KUNDUZ/KABUL, Afghanistan (Reuters) - Seven U.S. military trainers were wounded on Sunday when a grenade was thrown at their base in northern Afghanistan, police said, as anti-Western fury deepened over the burning of the Koran at a NATO base.
Despite an apology from U.S. President Barack Obama, riots raged across the country for a sixth day on Sunday against the desecration of the Muslim holy book at a NATO air base at Bagram. Some protesters hoisted the white Taliban flag.
The Afghan Interior Ministry identified one of its employees as a suspect in the fatal shooting of two U.S. officers in its headquarters a day earlier, an attack that prompted NATO to recall its staff from ministries.
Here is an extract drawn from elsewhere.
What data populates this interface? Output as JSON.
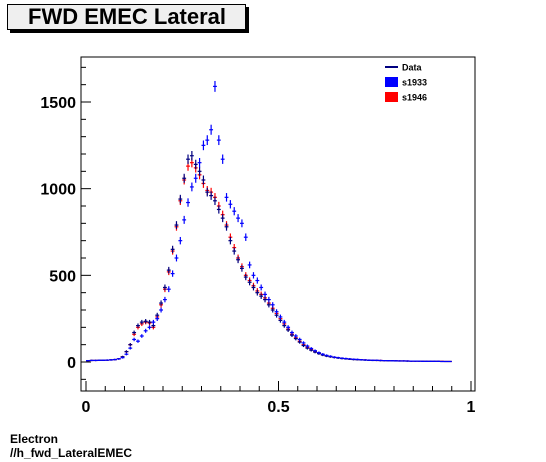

One civilian was killed, 15 more were wounded and three policemen injured in riots near the NATO base in northern Kunduz province, where the blast that wounded the Americans took place, regional police chief Samihullah Qatra told reporters.
NATO confirmed there had been an explosion outside one of its bases in northern Afghanistan, but declined to comment on casualties.
The protests have killed 30 people and wounded 200, including two other U.S. troops who were shot dead by an Afghan soldier who joined rallies in the country’s east.
The Koran burnings could make it far harder for NATO forces to win the trust of the Afghan public as they try to stabilize the country ahead of the withdrawal of foreign combat troops at the end of 2014.
Afghan security sources identified Abdul Saboor, a 25-year-old police intelligence officer, as a suspect in the shooting of the Americans at close range inside the Interior Ministry.
In a statement to media, the ministry said: “An employee has been identified as a suspect and he has now fled. The Interior Ministry is trying to arrest the suspected individual.”
NATO is supposed to be moving away from a combat role to an advise-and-assist mission as early as next year. That will require NATO to place more staff in Kabul’s ministries.
CCTV footage showed that Saboor had access to the Command and Control Centre, tucked deep inside the ministry, where the slain Americans were found, security officials told Reuters on condition of anonymity.
The Taliban took responsibility for the attack, saying it was in retaliation for the burning of the Korans.
Afghan President Hamid Karzai repeated his plea for calm and restraint. “It is time to regain and preserve our calm, and not allow our enemies to misuse it,” he told reporters, referring to the nationwide violence.